In the chapter "The Open-Air Theater of Oklahoma" of his novel "America" Franz Kafka makes his figure Karl Rossmann ruminate: "'Everybody is welcome,'they said. Everybody, so Karl too. Everything he had done up to now was forgotten, nobody wanted to blame him for it. He could apply for work which was no disgrace and to which one could invite applicants publicly. And in the same public way he was given the promise that he would be accepted." Finally Karl Rossmann crushed and humiliated by one authoritarian situation after the other, can draw hope again. In Martin Kippenberger's vast installation in the Museum Boijmans Van Beuningen in Rotterdam (1994) these "interviews" turn into a grotesque reality.
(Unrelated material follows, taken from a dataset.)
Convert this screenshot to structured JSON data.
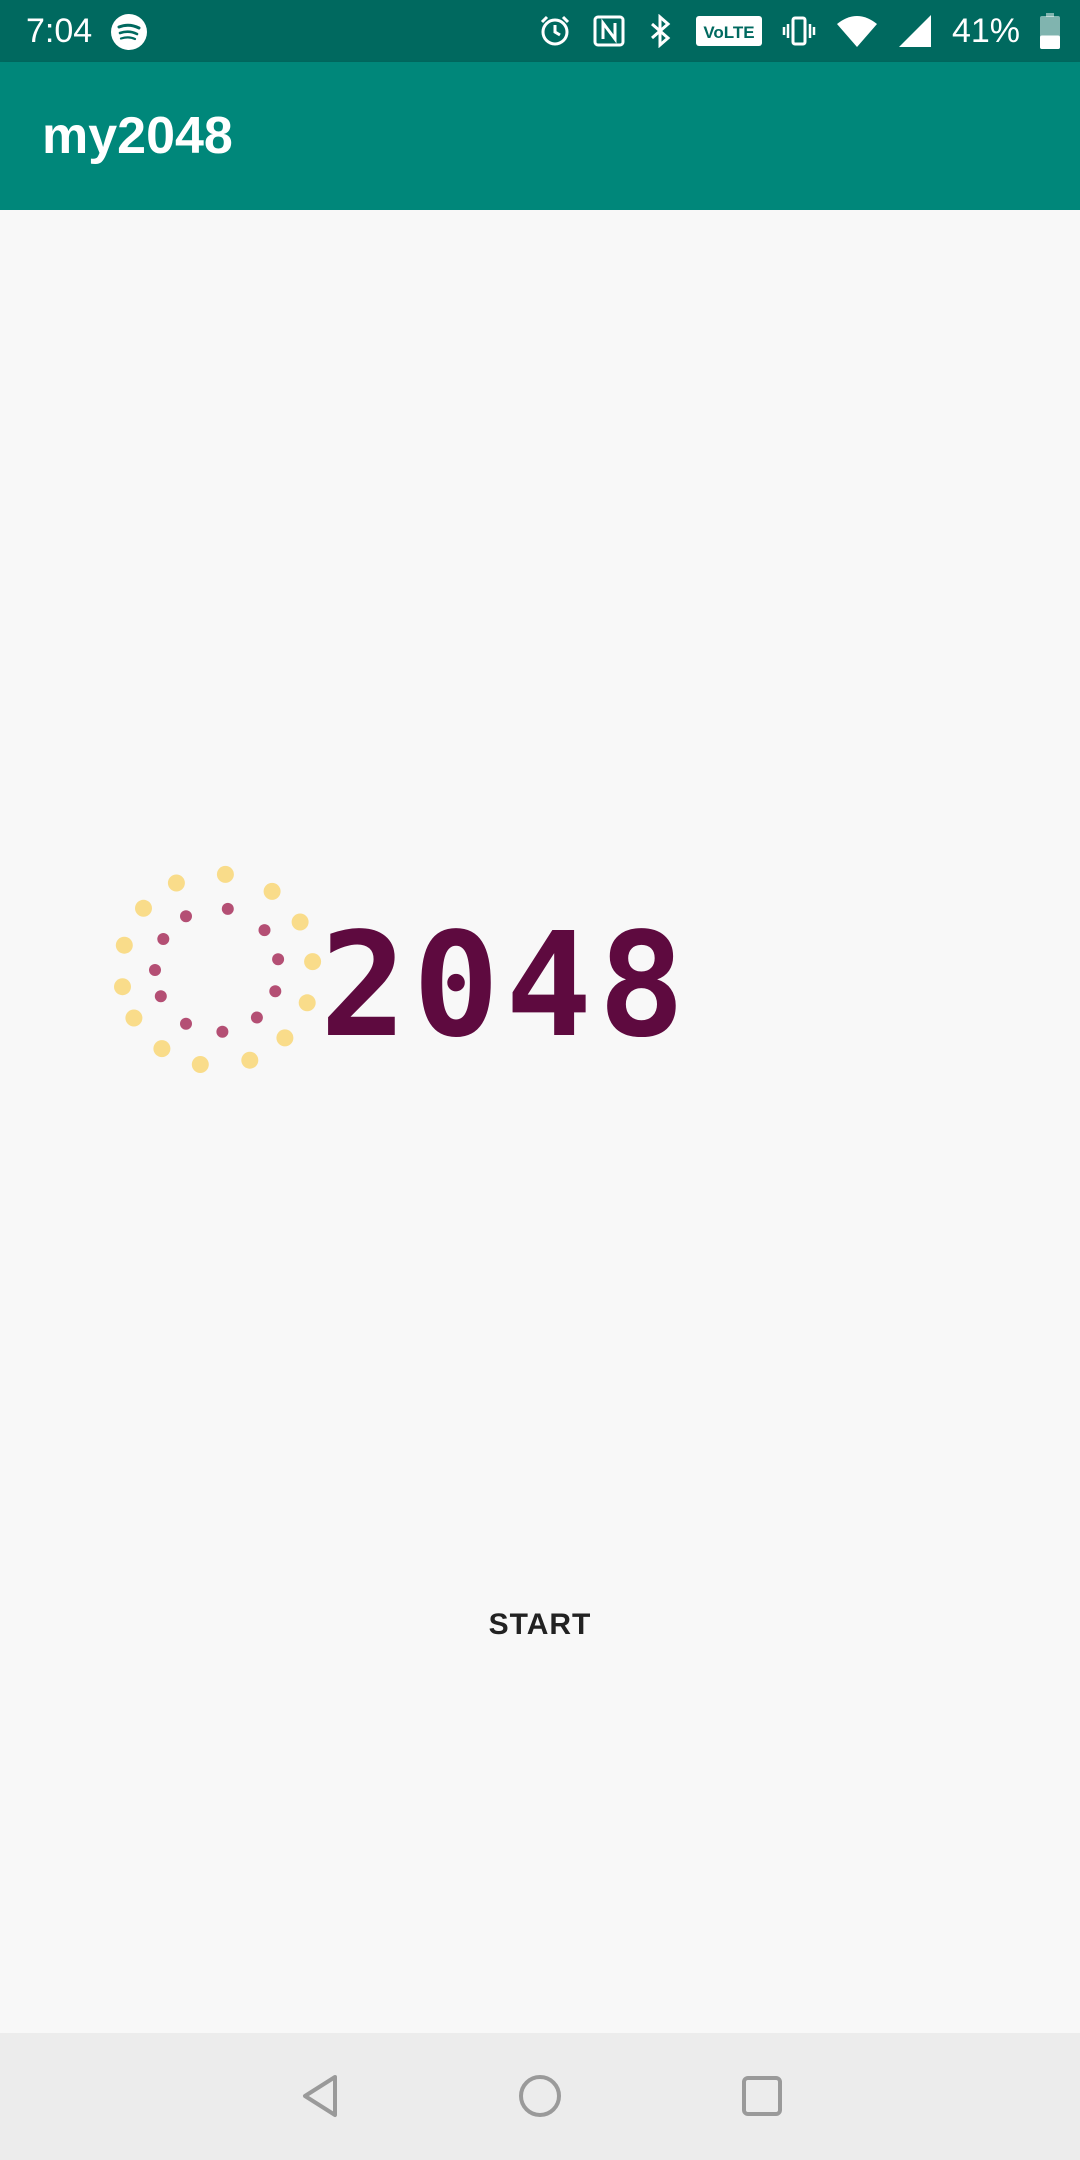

Pairs of chairs are placed face to face on the simulated green of a stadium. These chairs come from all epochs of 20th century design, from the Bauhaus to Donald Judd, from Charles Eames to fleci market historicism and to a reproduction of the desk at which Robert Musil wrote his novel "The Man Without Qualities." The artifacts are representative of authoritarian conditions and turn out to be an absurd theater of the avant-garde in the stadium. The ready-made takes on anthropomorphic features: Heavy Burschis (Guys) and Heavy Madels (Girls), authorities and supplicants are facing one another. Yet one is allowed to speak, and from the electronic scoreboard over the grandstand comes music. Kippenberger is not only Spiderman, eggman, Fred the Frog and streetlight-Santa Claus, he now also plays "little piece of furniture" and slips into the artificial individuailities of interiors.

 

In his book "Speech and Silence" Nikolaus Luhmann reports on such facts: "Logic observes itself as paradoxicalness and tautology. As warning marks for the delimitation of an area of communication which can be controlled by logic. At both borders logic can see its boundary marks only from within, i.e. not as forms. Consequently logic and paradox cannot be recognized at the same time." Luhmann can conclude that the western understanding of paradoxicalness is more fundamental than that of logic.

 

If we try accordingly to understand the paradoxes, tautologies and double affirmations in Martin Kippenberger's pictorial systems of communication as boundary marks which say more about art and life than the usual rules promise, then the tenth award is as important as the first, and the design for a recreation center for mothers constructed of pallets from the Deutsche Bank could gain topical importance in regard to the invitation for entries for new government buildings in Berlin.

 

Martin Kippenberger did not "alight while train is in motion." If we think today about what might constitute his importance as an artist, then this was the main thing.